Crystalline and sparkling guitar licks snake in and around the rhythmic banjo strums on “Oh My Love,” mimicking the pleasure of love and the pain and vulnerability of opening oneself to the hurt of lost love. The cascading guitar leads on the song’s bridge capture the urgent longing of a lover who’s searching for home and a place to settle, as well as the realization that such comfort may be just beyond the lover’s reach: “Oh my love, my dearest love / Oh my body’s aching / Oh my soul is wide open / And my heart is breaking.”
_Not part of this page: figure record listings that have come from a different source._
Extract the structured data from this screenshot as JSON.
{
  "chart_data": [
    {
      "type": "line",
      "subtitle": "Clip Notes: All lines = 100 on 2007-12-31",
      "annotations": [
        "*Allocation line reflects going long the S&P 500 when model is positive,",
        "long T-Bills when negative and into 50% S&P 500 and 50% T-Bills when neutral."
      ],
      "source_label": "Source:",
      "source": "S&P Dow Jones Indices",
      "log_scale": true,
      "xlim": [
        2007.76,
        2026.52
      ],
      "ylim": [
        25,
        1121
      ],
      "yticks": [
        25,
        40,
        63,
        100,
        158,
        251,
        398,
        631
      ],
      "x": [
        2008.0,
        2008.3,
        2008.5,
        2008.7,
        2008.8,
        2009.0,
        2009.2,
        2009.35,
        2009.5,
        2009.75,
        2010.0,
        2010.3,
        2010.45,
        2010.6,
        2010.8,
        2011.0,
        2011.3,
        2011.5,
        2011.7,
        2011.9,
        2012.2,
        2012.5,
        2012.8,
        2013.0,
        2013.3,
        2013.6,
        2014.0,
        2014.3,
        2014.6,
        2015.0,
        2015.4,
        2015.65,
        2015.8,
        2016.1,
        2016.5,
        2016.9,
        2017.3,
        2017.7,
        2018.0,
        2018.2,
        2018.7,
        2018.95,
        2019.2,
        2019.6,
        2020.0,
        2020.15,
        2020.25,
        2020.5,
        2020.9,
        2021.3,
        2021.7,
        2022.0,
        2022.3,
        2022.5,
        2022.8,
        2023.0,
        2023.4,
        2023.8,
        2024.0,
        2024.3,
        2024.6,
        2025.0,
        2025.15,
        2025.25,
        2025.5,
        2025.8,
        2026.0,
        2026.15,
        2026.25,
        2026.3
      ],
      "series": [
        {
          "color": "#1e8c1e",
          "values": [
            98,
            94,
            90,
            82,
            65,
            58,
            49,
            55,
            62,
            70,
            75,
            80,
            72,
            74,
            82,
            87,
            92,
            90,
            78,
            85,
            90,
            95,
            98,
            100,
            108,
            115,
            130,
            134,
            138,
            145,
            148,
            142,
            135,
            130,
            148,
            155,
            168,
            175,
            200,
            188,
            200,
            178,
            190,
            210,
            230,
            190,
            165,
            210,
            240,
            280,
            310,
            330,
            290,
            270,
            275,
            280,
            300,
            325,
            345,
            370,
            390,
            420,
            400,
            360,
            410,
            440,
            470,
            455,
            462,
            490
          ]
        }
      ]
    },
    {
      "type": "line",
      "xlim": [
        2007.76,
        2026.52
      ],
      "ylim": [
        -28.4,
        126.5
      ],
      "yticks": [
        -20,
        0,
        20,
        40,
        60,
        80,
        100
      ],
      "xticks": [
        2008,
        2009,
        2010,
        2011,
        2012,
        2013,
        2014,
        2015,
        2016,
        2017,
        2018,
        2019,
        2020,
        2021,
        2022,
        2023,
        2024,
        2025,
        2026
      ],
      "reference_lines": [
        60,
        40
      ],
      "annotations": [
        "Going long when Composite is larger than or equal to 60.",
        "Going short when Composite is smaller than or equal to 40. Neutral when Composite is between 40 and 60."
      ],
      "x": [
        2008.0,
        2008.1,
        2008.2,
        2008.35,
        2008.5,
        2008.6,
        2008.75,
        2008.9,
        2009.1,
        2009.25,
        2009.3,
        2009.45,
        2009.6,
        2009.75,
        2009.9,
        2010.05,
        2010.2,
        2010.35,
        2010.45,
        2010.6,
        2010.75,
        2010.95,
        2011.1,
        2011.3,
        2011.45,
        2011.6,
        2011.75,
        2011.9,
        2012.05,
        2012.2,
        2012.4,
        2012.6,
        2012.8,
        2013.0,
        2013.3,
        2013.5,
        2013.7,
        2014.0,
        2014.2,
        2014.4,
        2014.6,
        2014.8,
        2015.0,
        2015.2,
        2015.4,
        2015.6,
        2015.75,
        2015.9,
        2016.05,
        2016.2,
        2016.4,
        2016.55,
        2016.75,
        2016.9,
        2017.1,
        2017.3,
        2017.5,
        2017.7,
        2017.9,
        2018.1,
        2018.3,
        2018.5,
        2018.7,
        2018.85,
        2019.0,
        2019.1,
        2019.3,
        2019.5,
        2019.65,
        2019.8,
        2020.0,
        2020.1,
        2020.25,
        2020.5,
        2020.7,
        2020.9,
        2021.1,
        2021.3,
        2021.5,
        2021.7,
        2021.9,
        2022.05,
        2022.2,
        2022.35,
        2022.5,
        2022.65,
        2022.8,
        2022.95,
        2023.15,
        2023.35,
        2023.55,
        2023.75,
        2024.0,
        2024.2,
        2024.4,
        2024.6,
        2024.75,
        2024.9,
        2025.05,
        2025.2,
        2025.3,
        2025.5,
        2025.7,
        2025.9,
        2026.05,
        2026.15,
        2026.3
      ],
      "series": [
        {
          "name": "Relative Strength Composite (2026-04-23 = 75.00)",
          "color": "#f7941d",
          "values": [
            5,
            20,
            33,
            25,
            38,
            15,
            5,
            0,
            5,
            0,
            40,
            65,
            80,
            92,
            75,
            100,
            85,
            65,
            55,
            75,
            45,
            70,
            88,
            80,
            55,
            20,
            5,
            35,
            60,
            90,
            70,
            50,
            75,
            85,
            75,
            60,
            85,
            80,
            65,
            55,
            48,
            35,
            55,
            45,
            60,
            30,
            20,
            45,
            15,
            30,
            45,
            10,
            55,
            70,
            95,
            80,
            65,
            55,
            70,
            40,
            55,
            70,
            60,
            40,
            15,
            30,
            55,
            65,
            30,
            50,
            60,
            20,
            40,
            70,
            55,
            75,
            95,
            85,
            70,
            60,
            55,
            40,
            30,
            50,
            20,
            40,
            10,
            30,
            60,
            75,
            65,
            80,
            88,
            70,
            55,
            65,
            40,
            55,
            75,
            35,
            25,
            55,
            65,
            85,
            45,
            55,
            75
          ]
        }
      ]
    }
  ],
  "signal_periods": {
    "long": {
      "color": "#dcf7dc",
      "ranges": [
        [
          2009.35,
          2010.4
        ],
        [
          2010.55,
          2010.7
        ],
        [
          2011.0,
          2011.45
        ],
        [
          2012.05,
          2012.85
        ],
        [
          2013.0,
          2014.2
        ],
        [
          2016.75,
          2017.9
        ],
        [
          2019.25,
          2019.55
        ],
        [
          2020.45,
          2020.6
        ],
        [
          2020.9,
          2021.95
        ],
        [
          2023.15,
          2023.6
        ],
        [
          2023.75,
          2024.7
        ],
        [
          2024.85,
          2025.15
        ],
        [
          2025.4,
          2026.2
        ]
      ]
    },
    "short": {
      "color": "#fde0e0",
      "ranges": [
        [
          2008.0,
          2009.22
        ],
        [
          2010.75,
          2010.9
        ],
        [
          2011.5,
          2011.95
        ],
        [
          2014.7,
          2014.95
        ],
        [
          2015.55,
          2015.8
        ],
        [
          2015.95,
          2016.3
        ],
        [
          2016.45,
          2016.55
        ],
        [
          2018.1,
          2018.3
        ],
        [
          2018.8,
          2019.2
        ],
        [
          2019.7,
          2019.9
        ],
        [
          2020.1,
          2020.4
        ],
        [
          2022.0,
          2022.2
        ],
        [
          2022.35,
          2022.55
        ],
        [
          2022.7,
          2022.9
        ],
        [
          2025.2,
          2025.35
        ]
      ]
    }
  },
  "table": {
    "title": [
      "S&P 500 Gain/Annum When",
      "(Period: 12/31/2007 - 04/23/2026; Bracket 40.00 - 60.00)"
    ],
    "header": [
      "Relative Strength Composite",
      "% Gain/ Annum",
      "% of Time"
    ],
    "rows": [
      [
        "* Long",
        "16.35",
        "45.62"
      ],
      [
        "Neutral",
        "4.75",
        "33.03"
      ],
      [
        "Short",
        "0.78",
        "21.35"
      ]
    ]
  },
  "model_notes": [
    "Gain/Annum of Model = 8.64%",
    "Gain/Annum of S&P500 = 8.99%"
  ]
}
The minor chord ramble “Johnson Slide” cleverly depicts the ways that a place of beauty where one seeks retreat can, when the forces of nature collide, also become one’s grave: “I came here for beauty, I came here for grace / But now it’s my grave.” A wave of defiant, shouting vocals lift “Don’t Back Down,” an insistent anthem to never giving up in the face of despair that comes with a town going under the waters of indifference and the crashing waves of hard times. The sparse vocals in the opening of “Sing” spiral higher and higher, proclaiming the power of song in the face of the political fear and malaise that grips so many today, prompting many to feel unfree. The Small Glories embrace music as the one gift they can offer: “I could sing for the money / I could sing for the praise / Spitting out nothing / Wasting time up on the stage / Good folks are bleeding freedom / Denied their truth / The one thing I can do is sing for you.”
Perhaps The Small Glories need to rename themselves, for the full-hearted lyrics, the swelling harmonies, and the gorgeous fabric of the songs on this album are certainly large and wash over us with a powerful beauty that pulls at our hearts.